I’ve spent the past six months speaking with professionals across industries about how AI is transforming their work. The consistency of the pattern is remarkable. For many, it’s also deeply unsettling.
In law, AI tools now handle document review, due diligence, contract drafting and legal research with growing sophistication. The mid-level associates who traditionally spent years on these tasks before advancing to more strategic work are watching their role compress as junior associates with AI tools can now accomplish the same work faster.
A partner at a London law firm told me recently that they’re completely rethinking their staffing model. “We used to need a pyramid of associates,” she explained. “Now we’re moving toward what looks more like an hourglass: fewer mid-level positions with more senior strategic advisors and junior AI wranglers.”
The accounting profession has been on this path for years, with automation increasingly handling transaction processing, standard financial statement preparation and tax returns. Strategic financial advisors remain valuable, as do the technically skilled professionals who manage increasingly complex systems, but the comfortable middle ground is shrinking rapidly.
Even medicine shows early signs of this transformation. Radiologists who primarily interpret straightforward scans are increasingly competing with AI systems that can identify common conditions with remarkable accuracy. The specialists who handle complex cases and the technicians who manage the equipment and systems still have clear roles, but the predictable middle is under pressure.
What makes this transformation particularly jarring is that we’ve traditionally viewed professional expertise as something largely immune to automation. For generations, we’ve told young people that education and specialised training were the safest paths to stable careers.
Parents urged children away from manual labour towards knowledge professions precisely because they seemed future-proof. The assumption was that while machines might replace factory workers, they could never replace those who think, analyse and create for a living.
This belief has shaped educational systems, career guidance and personal aspirations for decades. Now we’re discovering that knowledge work isn’t categorically protected. Rather, it’s being reshaped along new lines that prioritise either strategic thinking at the highest level or effective AI orchestration at the entry level, with diminishing space for those caught in between.
The psychological adjustment required here isn’t merely professional but deeply personal, challenging long-held assumptions about the relationship between education, expertise and economic security.
What makes this pattern so pervasive across fields is that it follows a fundamental truth about knowledge work: the more predictable and pattern-based the knowledge work, the more vulnerable it is to automation, regardless of how prestigious or highly paid it might have been historically.
This creates wrenching professional identity challenges for many. I’ve spoken with numerous mid-career professionals who built their entire sense of self around competence in work that’s rapidly becoming automated. Their discomfort isn’t merely economic; it’s existential.
For organisations, this shift demands a fundamental reconsideration of team structures, career paths and talent development.

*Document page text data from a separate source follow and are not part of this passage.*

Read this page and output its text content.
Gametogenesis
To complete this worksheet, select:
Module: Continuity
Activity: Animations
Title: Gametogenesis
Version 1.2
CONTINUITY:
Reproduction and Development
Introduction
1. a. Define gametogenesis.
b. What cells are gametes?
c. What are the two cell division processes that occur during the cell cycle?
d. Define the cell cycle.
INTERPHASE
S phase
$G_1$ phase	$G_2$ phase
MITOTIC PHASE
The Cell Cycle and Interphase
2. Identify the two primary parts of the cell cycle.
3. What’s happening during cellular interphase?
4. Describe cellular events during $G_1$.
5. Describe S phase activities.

The traditional pyramid of many juniors, fewer mid-level professionals and a small number of seniors is flattening into new shapes with different skill distributions.
For individuals navigating this knowledge work transformation, the critical question isn’t what tasks you perform but what value you create that cannot be easily automated. This often means shifting from execution to strategy, from applying known patterns to identifying new ones, and from working with information to working with people.
The professionals who thrive through this transition are those who embrace AI tools as amplifiers rather than competitors, who focus on developing uniquely human capacities like strategic thinking, relationship building and creative problem-solving.
What we’re witnessing isn’t merely a technological shift but a fundamental reconceptualisation of professional value across knowledge work. The implications extend far beyond individual careers to how we structure organisations, education systems and ultimately our understanding of meaningful work itself.